Having a federally registered mark does not mean your brand is safe from potential infringers. Instead, protecting your brand requires zealous policing of your marks. As an example, in September, a European cosmetics company, Kroma EU, filed a trademark infringement suit in Florida against the Kardashian sisters alleging they began marketing a competing makeup line, called Khroma, after Kroma EU and its founder, Lee Tillett, contacted Kim Kardashian to ask her to represent the line. Apparently, the Kardashians can get press for something other than their social life, fad diets or fashion choices.
The lawsuit alleges the Kardashians intentionally started their Khroma line shortly after Kroma EU had sent Kim Kardashian samples and asked if she wanted to represent the Kroma brand. Kroma EU claims that the Kardashians’ infringement has caused major instances of consumer confusion that severely impact its business. Kroma EU also names its founder, Lee Tillett, in the lawsuit, accusing him of abandoning the European arm of the company after winning an injunction temporarily barring the use of the name Khroma in California in March 2013.
In the 2013 lawsuit, U.S. District Judge Audrey Collins for the Central District of California found that the similarity of the two names would likely cause confusion among customers. She explained that the words sound identical despite the variation in spelling and that they would appear nearly identical to consumers. Ironically, Tillett and the Kardashians settled the California lawsuit in April of this year after the court tentatively denied the Kardashians’ motion for summary judgment.

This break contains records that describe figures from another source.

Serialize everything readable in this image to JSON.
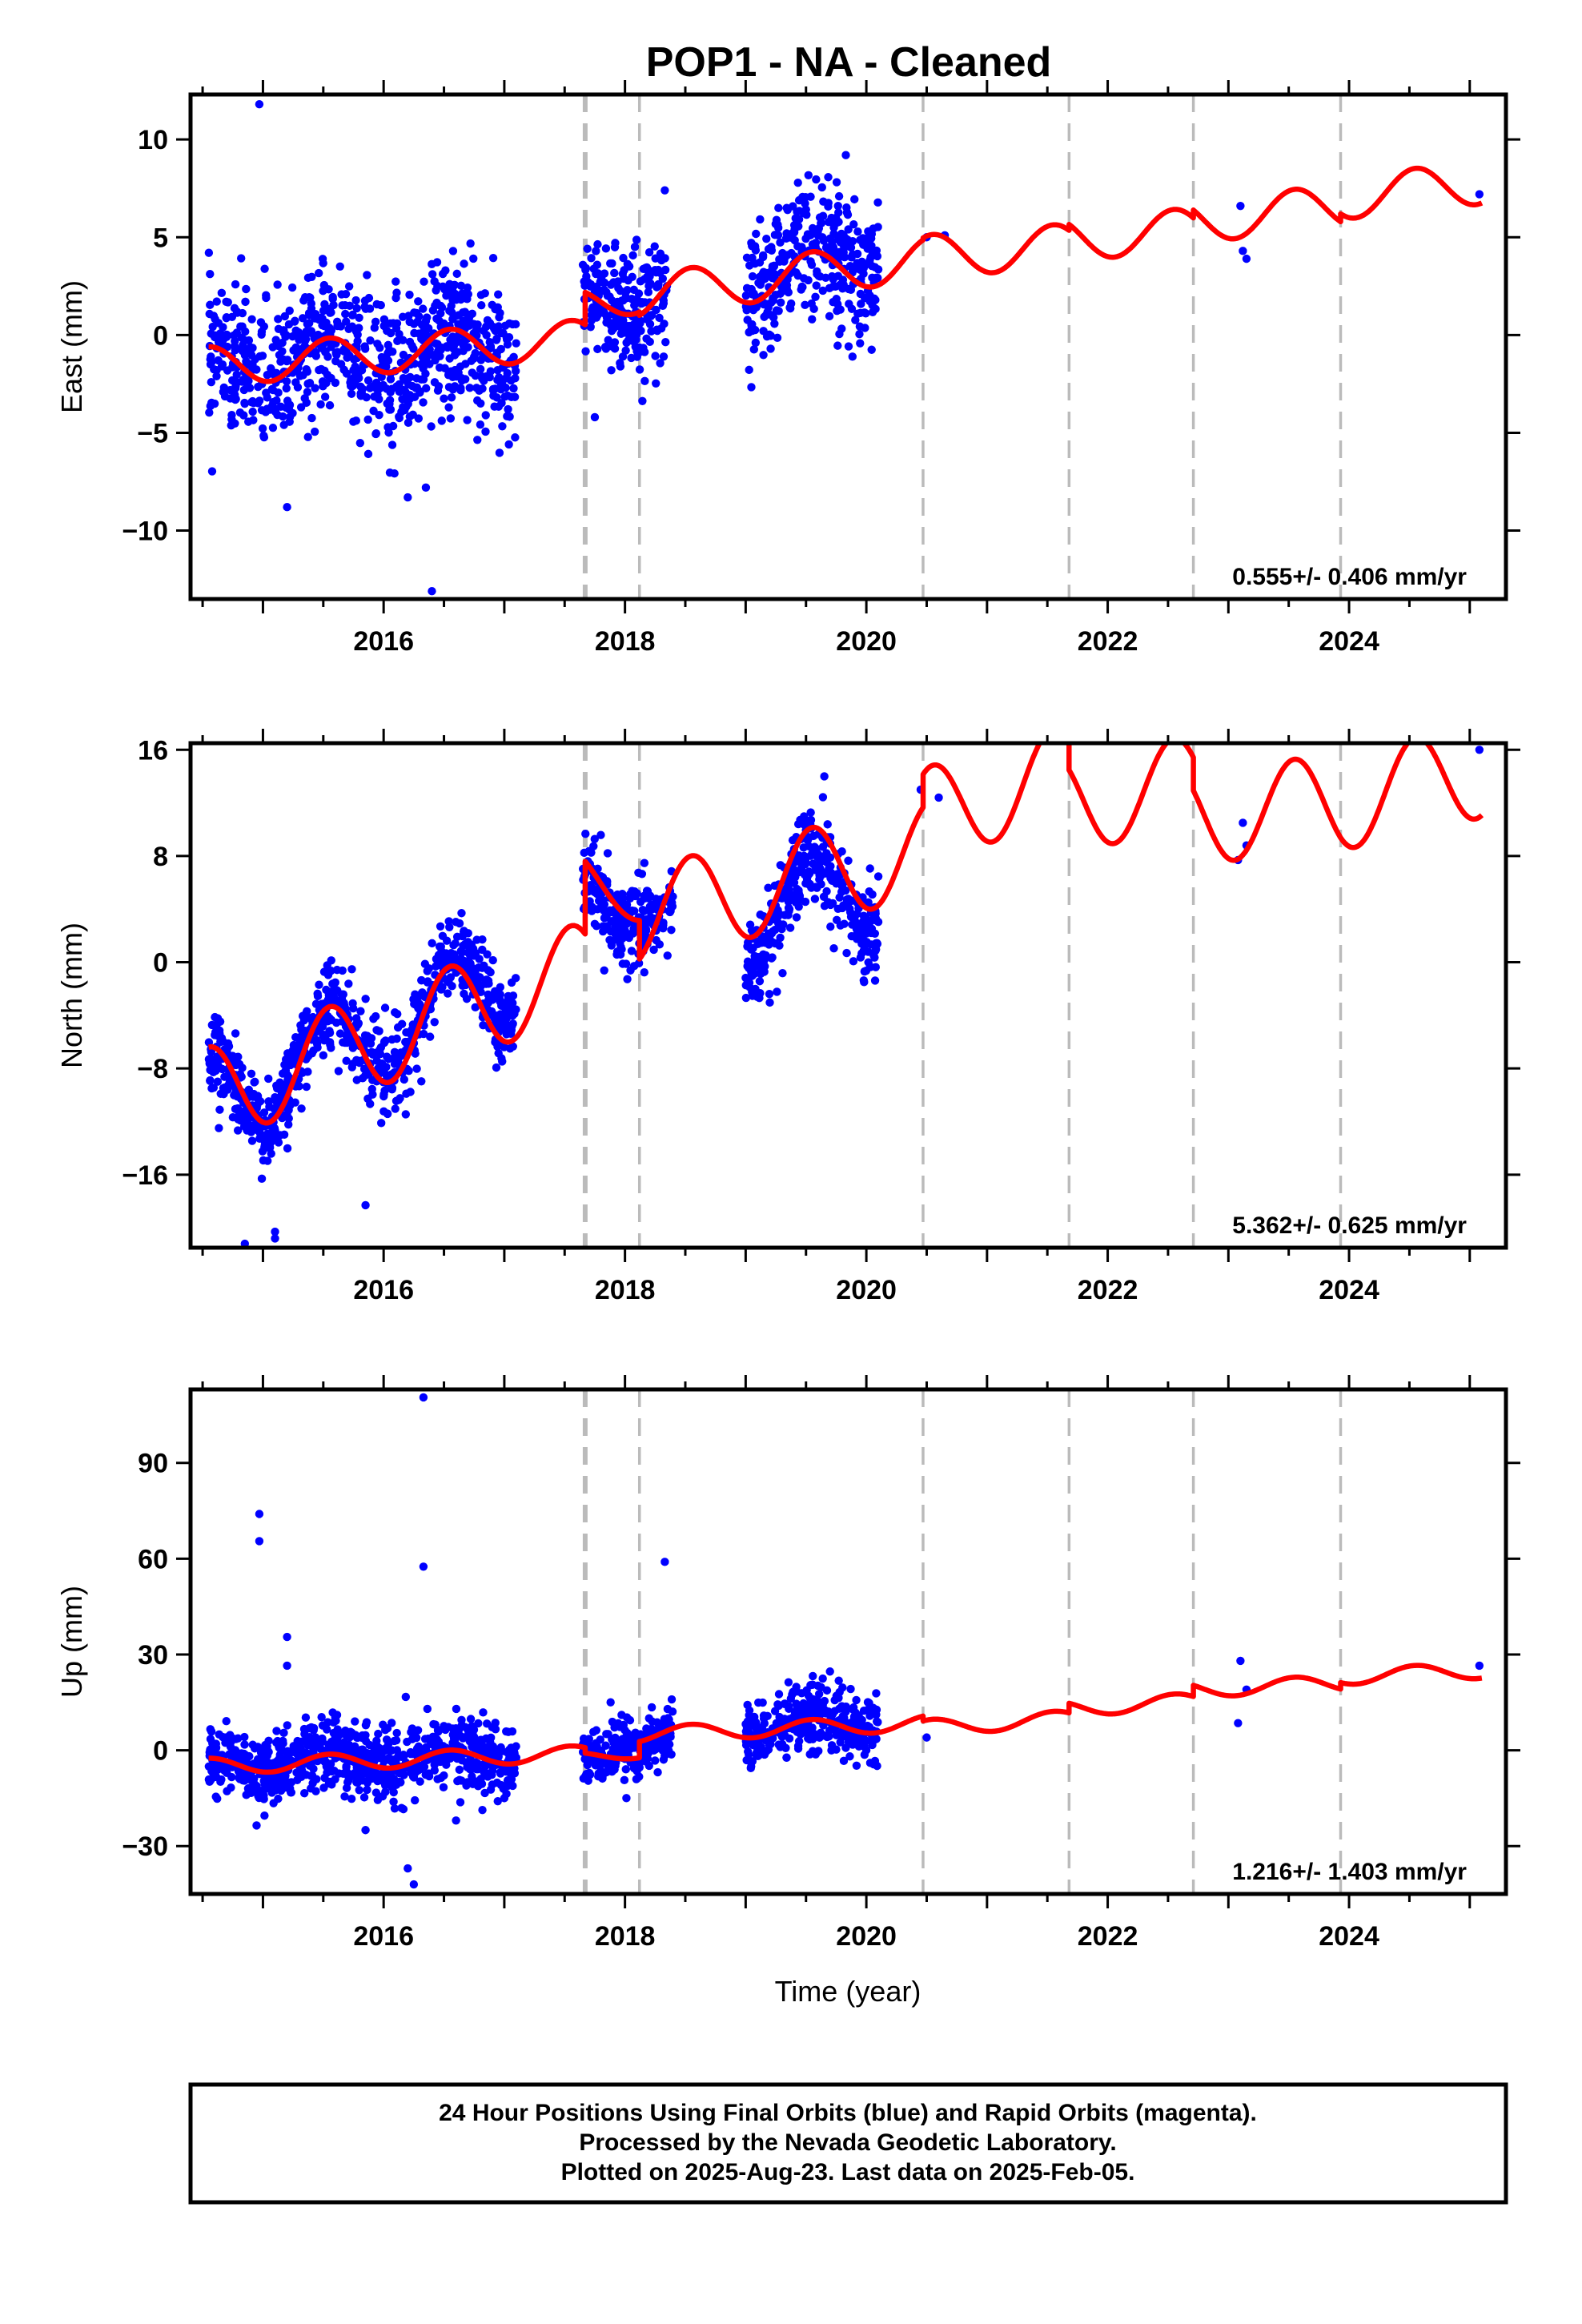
{
  "chart_data": {
    "title": "POP1  - NA - Cleaned",
    "xlabel": "Time (year)",
    "x_ticks": [
      2016,
      2018,
      2020,
      2022,
      2024
    ],
    "xlim": [
      2014.4,
      2025.3
    ],
    "colors": {
      "data": "#0000ff",
      "model": "#ff0000",
      "event_lines": "#bbbbbb"
    },
    "event_lines": [
      2017.67,
      2018.12,
      2020.47,
      2021.68,
      2022.71,
      2023.93
    ],
    "event_lines_thick": [
      2017.67
    ],
    "panels": [
      {
        "type": "scatter",
        "ylabel": "East (mm)",
        "ylim": [
          -13.5,
          12.3
        ],
        "yticks": [
          -10,
          -5,
          0,
          5,
          10
        ],
        "rate_text": "0.555+/- 0.406 mm/yr",
        "scatter_segments": [
          {
            "x": [
              2014.55,
              2017.1
            ],
            "trend": [
              -1.6,
              -0.6
            ],
            "amp": 0.9,
            "spread": 1.8
          },
          {
            "x": [
              2017.65,
              2018.35
            ],
            "trend": [
              1.5,
              2.0
            ],
            "amp": 0.8,
            "spread": 1.6
          },
          {
            "x": [
              2019.0,
              2020.1
            ],
            "trend": [
              3.0,
              4.0
            ],
            "amp": 0.9,
            "spread": 1.7
          }
        ],
        "outliers": [
          [
            2014.97,
            11.8
          ],
          [
            2016.4,
            -13.1
          ],
          [
            2016.35,
            -7.8
          ],
          [
            2016.2,
            -8.3
          ],
          [
            2017.75,
            -4.2
          ],
          [
            2015.2,
            -8.8
          ],
          [
            2018.33,
            7.4
          ],
          [
            2019.83,
            9.2
          ],
          [
            2020.5,
            5.0
          ],
          [
            2020.65,
            5.1
          ],
          [
            2023.1,
            6.6
          ],
          [
            2023.12,
            4.3
          ],
          [
            2023.15,
            3.9
          ],
          [
            2025.08,
            7.2
          ]
        ],
        "model": {
          "segments": [
            {
              "x": [
                2014.55,
                2017.67
              ],
              "trend": [
                -1.6,
                -0.2
              ],
              "amp": 1.0
            },
            {
              "x": [
                2017.67,
                2018.12
              ],
              "trend": [
                1.6,
                1.9
              ],
              "amp": 0.8
            },
            {
              "x": [
                2018.12,
                2020.47
              ],
              "trend": [
                2.0,
                3.9
              ],
              "amp": 1.1
            },
            {
              "x": [
                2020.47,
                2021.68
              ],
              "trend": [
                4.0,
                4.6
              ],
              "amp": 1.1
            },
            {
              "x": [
                2021.68,
                2022.71
              ],
              "trend": [
                4.9,
                5.4
              ],
              "amp": 1.1
            },
            {
              "x": [
                2022.71,
                2023.93
              ],
              "trend": [
                5.8,
                6.6
              ],
              "amp": 1.1
            },
            {
              "x": [
                2023.93,
                2025.1
              ],
              "trend": [
                7.0,
                7.8
              ],
              "amp": 1.1
            }
          ]
        }
      },
      {
        "type": "scatter",
        "ylabel": "North (mm)",
        "ylim": [
          -21.5,
          16.5
        ],
        "yticks": [
          -16,
          -8,
          0,
          8,
          16
        ],
        "rate_text": "5.362+/- 0.625 mm/yr",
        "scatter_segments": [
          {
            "x": [
              2014.55,
              2017.1
            ],
            "trend": [
              -10.5,
              -1.0
            ],
            "amp": 3.5,
            "spread": 1.6
          },
          {
            "x": [
              2017.65,
              2018.4
            ],
            "trend": [
              5.5,
              4.0
            ],
            "amp": 2.0,
            "spread": 1.6
          },
          {
            "x": [
              2019.0,
              2020.1
            ],
            "trend": [
              3.0,
              6.0
            ],
            "amp": 3.5,
            "spread": 1.8
          }
        ],
        "outliers": [
          [
            2014.85,
            -21.2
          ],
          [
            2015.1,
            -20.3
          ],
          [
            2015.1,
            -20.8
          ],
          [
            2015.85,
            -18.3
          ],
          [
            2020.45,
            13.0
          ],
          [
            2020.6,
            12.4
          ],
          [
            2023.12,
            10.5
          ],
          [
            2023.15,
            8.8
          ],
          [
            2023.08,
            7.7
          ],
          [
            2025.08,
            16.0
          ]
        ],
        "model": {
          "segments": [
            {
              "x": [
                2014.55,
                2017.67
              ],
              "trend": [
                -10.0,
                -0.5
              ],
              "amp": 3.6
            },
            {
              "x": [
                2017.67,
                2018.12
              ],
              "trend": [
                6.5,
                4.5
              ],
              "amp": 1.5
            },
            {
              "x": [
                2018.12,
                2020.47
              ],
              "trend": [
                3.5,
                8.5
              ],
              "amp": 3.6
            },
            {
              "x": [
                2020.47,
                2021.68
              ],
              "trend": [
                11.0,
                14.5
              ],
              "amp": 3.6
            },
            {
              "x": [
                2021.68,
                2022.71
              ],
              "trend": [
                12.0,
                13.5
              ],
              "amp": 3.6
            },
            {
              "x": [
                2022.71,
                2023.93
              ],
              "trend": [
                11.0,
                12.0
              ],
              "amp": 3.6
            },
            {
              "x": [
                2023.93,
                2025.1
              ],
              "trend": [
                12.0,
                14.5
              ],
              "amp": 3.6
            }
          ]
        }
      },
      {
        "type": "scatter",
        "ylabel": "Up (mm)",
        "ylim": [
          -45,
          113
        ],
        "yticks": [
          -30,
          0,
          30,
          60,
          90
        ],
        "rate_text": "1.216+/- 1.403 mm/yr",
        "scatter_segments": [
          {
            "x": [
              2014.55,
              2017.1
            ],
            "trend": [
              -5.0,
              -1.0
            ],
            "amp": 2.5,
            "spread": 5.5
          },
          {
            "x": [
              2017.65,
              2018.4
            ],
            "trend": [
              -3.0,
              5.0
            ],
            "amp": 2.0,
            "spread": 5.0
          },
          {
            "x": [
              2019.0,
              2020.1
            ],
            "trend": [
              7.0,
              9.0
            ],
            "amp": 2.5,
            "spread": 5.0
          }
        ],
        "outliers": [
          [
            2016.33,
            110.5
          ],
          [
            2014.97,
            74.0
          ],
          [
            2014.97,
            65.5
          ],
          [
            2018.33,
            59.0
          ],
          [
            2016.33,
            57.5
          ],
          [
            2015.2,
            35.5
          ],
          [
            2015.2,
            26.5
          ],
          [
            2016.2,
            -37.0
          ],
          [
            2016.25,
            -42.0
          ],
          [
            2015.85,
            -25.0
          ],
          [
            2016.6,
            -22.0
          ],
          [
            2017.0,
            -15.0
          ],
          [
            2020.5,
            4.0
          ],
          [
            2023.1,
            28.0
          ],
          [
            2023.15,
            19.0
          ],
          [
            2023.08,
            8.5
          ],
          [
            2025.08,
            26.5
          ]
        ],
        "model": {
          "segments": [
            {
              "x": [
                2014.55,
                2017.67
              ],
              "trend": [
                -5.0,
                -1.0
              ],
              "amp": 2.5
            },
            {
              "x": [
                2017.67,
                2018.12
              ],
              "trend": [
                -2.0,
                -1.0
              ],
              "amp": 1.5
            },
            {
              "x": [
                2018.12,
                2020.47
              ],
              "trend": [
                5.0,
                8.5
              ],
              "amp": 2.5
            },
            {
              "x": [
                2020.47,
                2021.68
              ],
              "trend": [
                7.0,
                10.0
              ],
              "amp": 2.5
            },
            {
              "x": [
                2021.68,
                2022.71
              ],
              "trend": [
                13.0,
                15.5
              ],
              "amp": 2.5
            },
            {
              "x": [
                2022.71,
                2023.93
              ],
              "trend": [
                19.0,
                21.0
              ],
              "amp": 2.5
            },
            {
              "x": [
                2023.93,
                2025.1
              ],
              "trend": [
                23.0,
                25.0
              ],
              "amp": 2.5
            }
          ]
        }
      }
    ],
    "footer": [
      "24 Hour Positions Using Final Orbits (blue) and Rapid Orbits (magenta).",
      "Processed by the Nevada Geodetic Laboratory.",
      "Plotted on 2025-Aug-23. Last data on 2025-Feb-05."
    ]
  }
}
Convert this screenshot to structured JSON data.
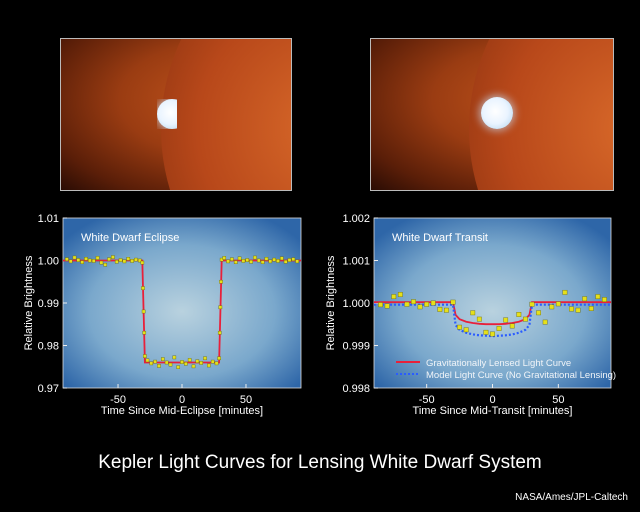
{
  "title": "Kepler Light Curves for Lensing White Dwarf System",
  "credit": "NASA/Ames/JPL-Caltech",
  "colors": {
    "fit": "#e8203a",
    "model": "#2a5cff",
    "points": "#e6e01a",
    "panel": "#5a90c0"
  },
  "chart_data": [
    {
      "type": "scatter",
      "title": "White Dwarf Eclipse",
      "xlabel": "Time Since Mid-Eclipse [minutes]",
      "ylabel": "Relative Brightness",
      "xlim": [
        -93,
        93
      ],
      "ylim": [
        0.97,
        1.01
      ],
      "xticks": [
        -50,
        0,
        50
      ],
      "xtick_labels": [
        "-50",
        "0",
        "50"
      ],
      "yticks": [
        0.97,
        0.98,
        0.99,
        1.0,
        1.01
      ],
      "ytick_labels": [
        "0.97",
        "0.98",
        "0.99",
        "1.00",
        "1.01"
      ],
      "fit_curve": {
        "x": [
          -93,
          -31,
          -29,
          29,
          31,
          93
        ],
        "y": [
          1.0,
          1.0,
          0.976,
          0.976,
          1.0,
          1.0
        ]
      },
      "points": {
        "x": [
          -90,
          -87,
          -84,
          -81,
          -78,
          -75,
          -72,
          -69,
          -66,
          -63,
          -60,
          -57,
          -54,
          -51,
          -48,
          -45,
          -42,
          -39,
          -36,
          -33,
          -31,
          -30.5,
          -30,
          -29.5,
          -29,
          -27,
          -24,
          -21,
          -18,
          -15,
          -12,
          -9,
          -6,
          -3,
          0,
          3,
          6,
          9,
          12,
          15,
          18,
          21,
          24,
          27,
          29,
          29.5,
          30,
          30.5,
          31,
          33,
          36,
          39,
          42,
          45,
          48,
          51,
          54,
          57,
          60,
          63,
          66,
          69,
          72,
          75,
          78,
          81,
          84,
          87,
          90
        ],
        "y": [
          1.0003,
          0.9998,
          1.0007,
          1.0001,
          0.9996,
          1.0004,
          1.0,
          0.9999,
          1.0006,
          0.9995,
          0.999,
          1.0003,
          1.0008,
          0.9997,
          1.0001,
          0.9998,
          1.0004,
          0.9999,
          1.0002,
          1.0,
          0.9995,
          0.9935,
          0.988,
          0.983,
          0.9775,
          0.9765,
          0.9758,
          0.9762,
          0.9752,
          0.9768,
          0.976,
          0.9755,
          0.9772,
          0.9749,
          0.9761,
          0.9757,
          0.9766,
          0.9751,
          0.9763,
          0.9759,
          0.977,
          0.9753,
          0.9762,
          0.9758,
          0.977,
          0.983,
          0.989,
          0.995,
          1.0002,
          1.0006,
          0.9998,
          1.0003,
          0.9996,
          1.0005,
          0.9999,
          1.0001,
          0.9997,
          1.0007,
          1.0,
          0.9996,
          1.0004,
          0.9998,
          1.0002,
          0.9999,
          1.0005,
          0.9997,
          1.0001,
          1.0003,
          0.9998
        ]
      }
    },
    {
      "type": "scatter",
      "title": "White Dwarf Transit",
      "xlabel": "Time Since Mid-Transit [minutes]",
      "ylabel": "Relative Brightness",
      "xlim": [
        -90,
        90
      ],
      "ylim": [
        0.998,
        1.002
      ],
      "xticks": [
        -50,
        0,
        50
      ],
      "xtick_labels": [
        "-50",
        "0",
        "50"
      ],
      "yticks": [
        0.998,
        0.999,
        1.0,
        1.001,
        1.002
      ],
      "ytick_labels": [
        "0.998",
        "0.999",
        "1.000",
        "1.001",
        "1.002"
      ],
      "legend": {
        "position": "bottom",
        "entries": [
          "Gravitationally Lensed Light Curve",
          "Model Light Curve (No Gravitational Lensing)"
        ]
      },
      "series": [
        {
          "name": "Gravitationally Lensed Light Curve",
          "style": "solid",
          "x": [
            -90,
            -30,
            -28,
            -25,
            -20,
            -15,
            -10,
            -5,
            0,
            5,
            10,
            15,
            20,
            25,
            28,
            30,
            90
          ],
          "y": [
            1.00002,
            1.00002,
            0.99972,
            0.99962,
            0.99956,
            0.99953,
            0.99951,
            0.9995,
            0.9995,
            0.9995,
            0.99951,
            0.99953,
            0.99956,
            0.99962,
            0.99972,
            1.00002,
            1.00002
          ]
        },
        {
          "name": "Model Light Curve (No Gravitational Lensing)",
          "style": "dotted",
          "x": [
            -90,
            -30,
            -28,
            -25,
            -20,
            -15,
            -10,
            -5,
            0,
            5,
            10,
            15,
            20,
            25,
            28,
            30,
            90
          ],
          "y": [
            0.99996,
            0.99996,
            0.99948,
            0.99937,
            0.9993,
            0.99926,
            0.99924,
            0.99923,
            0.99922,
            0.99923,
            0.99924,
            0.99926,
            0.9993,
            0.99937,
            0.99948,
            0.99996,
            0.99996
          ]
        }
      ],
      "points": {
        "x": [
          -85,
          -80,
          -75,
          -70,
          -65,
          -60,
          -55,
          -50,
          -45,
          -40,
          -35,
          -30,
          -25,
          -20,
          -15,
          -10,
          -5,
          0,
          5,
          10,
          15,
          20,
          25,
          30,
          35,
          40,
          45,
          50,
          55,
          60,
          65,
          70,
          75,
          80,
          85
        ],
        "y": [
          0.99996,
          0.99993,
          1.00015,
          1.0002,
          0.99997,
          1.00003,
          0.99991,
          0.99997,
          1.0,
          0.99985,
          0.99983,
          1.00002,
          0.99943,
          0.99937,
          0.99977,
          0.99962,
          0.99931,
          0.99927,
          0.9994,
          0.9996,
          0.99946,
          0.99973,
          0.99962,
          0.99997,
          0.99977,
          0.99955,
          0.99991,
          0.99998,
          1.00025,
          0.99986,
          0.99983,
          1.0001,
          0.99987,
          1.00015,
          1.00008
        ]
      }
    }
  ]
}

Per the current suit, it now appears Tillett has teamed up with the Kardashians. Notably, Kroma EU, the legal owner of the Kroma trademark, was not a party to the 2013 lawsuit nor a party to the resulting settlement. This recent action was filed because Kroma EU believes its assistance with the settlement of the 2013 Lawsuit was a scheme intended to lull Kroma EU into proving evidence for litigation and damage models.
Take Away… As the owner of a trademark, it is your obligation to protect the mark and police any infringing use. Thus, when seeking representatives to endorse your products, make sure to document all correspondence. Any initial correspondence should notify the potential representatives that you have a federally registered trademark and that use of any similar mark would constitute trademark infringement. Before sending any product samples, you should obtain documentation from the potential representative that acknowledges your trademark or patent rights and agrees not to infringe upon your intellectual property. Moreover, any exchange of proprietary information, even if in the context of settlement, should only be produced subject to a protective order or confidentiality agreement.